Madrid’s Plaza de Colón is home to the largest Spanish flag in the world, making it a natural focal point for demonstrations of rightwing patriotic fervour, particularly on matters related to Catalonia. On Sunday, it was packed again. Thousands of protesters made their feelings clear following reports that Spain’s socialist prime minister, Pedro Sánchez, is about to pardon the 12 Catalan politicians who were convicted over their roles in the illegal independence referendum of 2017.

The imprisonment of leading separatists such as Oriol Junqueras, the president of the Republican Left of Catalonia party (ERC), was a draconian response to an episode of foolhardy brinkmanship by the pro-independence movement. The jail sentences handed out to Mr Junqueras and eight other separatist leaders two years ago ranged from nine to 13 years.
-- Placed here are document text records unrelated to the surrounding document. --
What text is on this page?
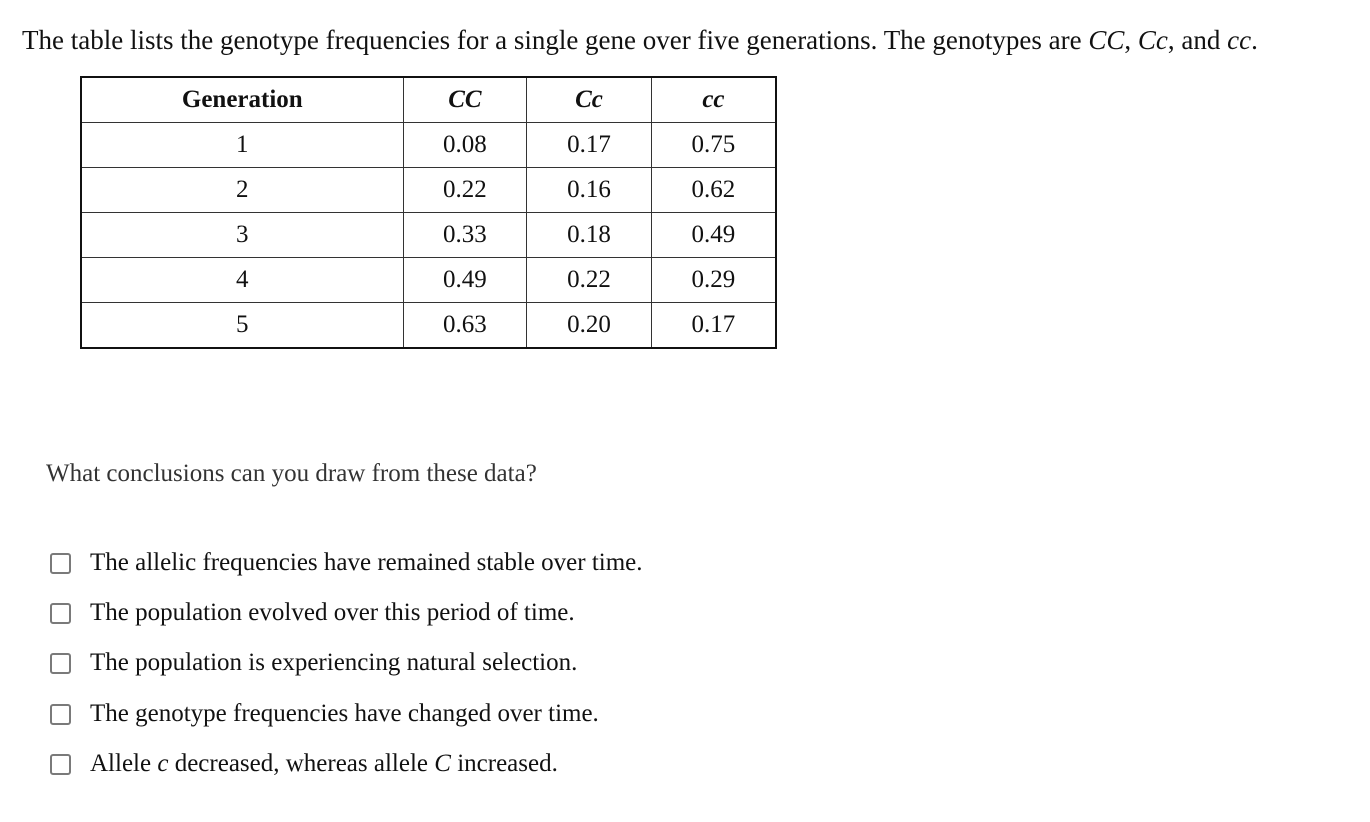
The table lists the genotype frequencies for a single gene over five generations. The genotypes are CC, Cc, and cc.
Generation	CC	Cc	cc
1	0.08	0.17	0.75
2	0.22	0.16	0.62
3	0.33	0.18	0.49
4	0.49	0.22	0.29
5	0.63	0.20	0.17
What conclusions can you draw from these data?
The allelic frequencies have remained stable over time.
The population evolved over this period of time.
The population is experiencing natural selection.
The genotype frequencies have changed over time.
Allele c decreased, whereas allele C increased.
But a majority of Spaniards are in no mood for showing clemency. The Plaza de Colón demonstration may have been attended by Spain’s three main rightwing parties, but a recent poll found that fully 61% of respondents, and 53% of socialist voters, opposed the idea of pardons. Fewer than 30% were in favour. The failure of the jailed politicians to express any regret for their actions has hardened public opinion and was not lost on the judges of the Spanish supreme court, which has stated that issuing pardons would be “unacceptable”.

Mr Sánchez will thus be taking a considerable political risk if, as still seems likely, he decides that the time has come for a reconciliation process to begin. A week ago, he made that argument eloquently, saying that “Spanish society needs to move from a bad past to a better future – and that will require magnanimity”. In May, he told Spanish MPs: “There is a time for punishment and a time for concord.” Within the Catalan independence movement, there are also encouraging signs that the maximalist posturing of recent years is giving way to a new realism. In a newspaper article, Mr Junqueras has admitted that the separatist leaders had made mistakes and a unilateral approach to gaining independence was no longer “viable”.

Mr Sánchez’s critics have portrayed him as acting out of cynical self-interest, given his minority government’s dependence on the support of the ERC. But it is in the interests of Spain that the Catalan question is detoxified and a less confrontational future mapped out. That future will almost certainly not include an offer from Madrid of a constitutionally legitimate referendum. But it could take the form of revisiting aspects of constitutional autonomy which were controversially withdrawn in 2010. Catalonia’s separatist movements badly overreached in 2017, combining hubris with reckless opportunism. Madrid’s excessive, authoritarian response, led by the conservative prime minister, Mariano Rajoy, and the judges of the supreme court, made matters far worse. Four years on, Mr Sánchez is right to see pardons as a necessary step towards ensuring that there is never a repeat of that corrosive sequence of events.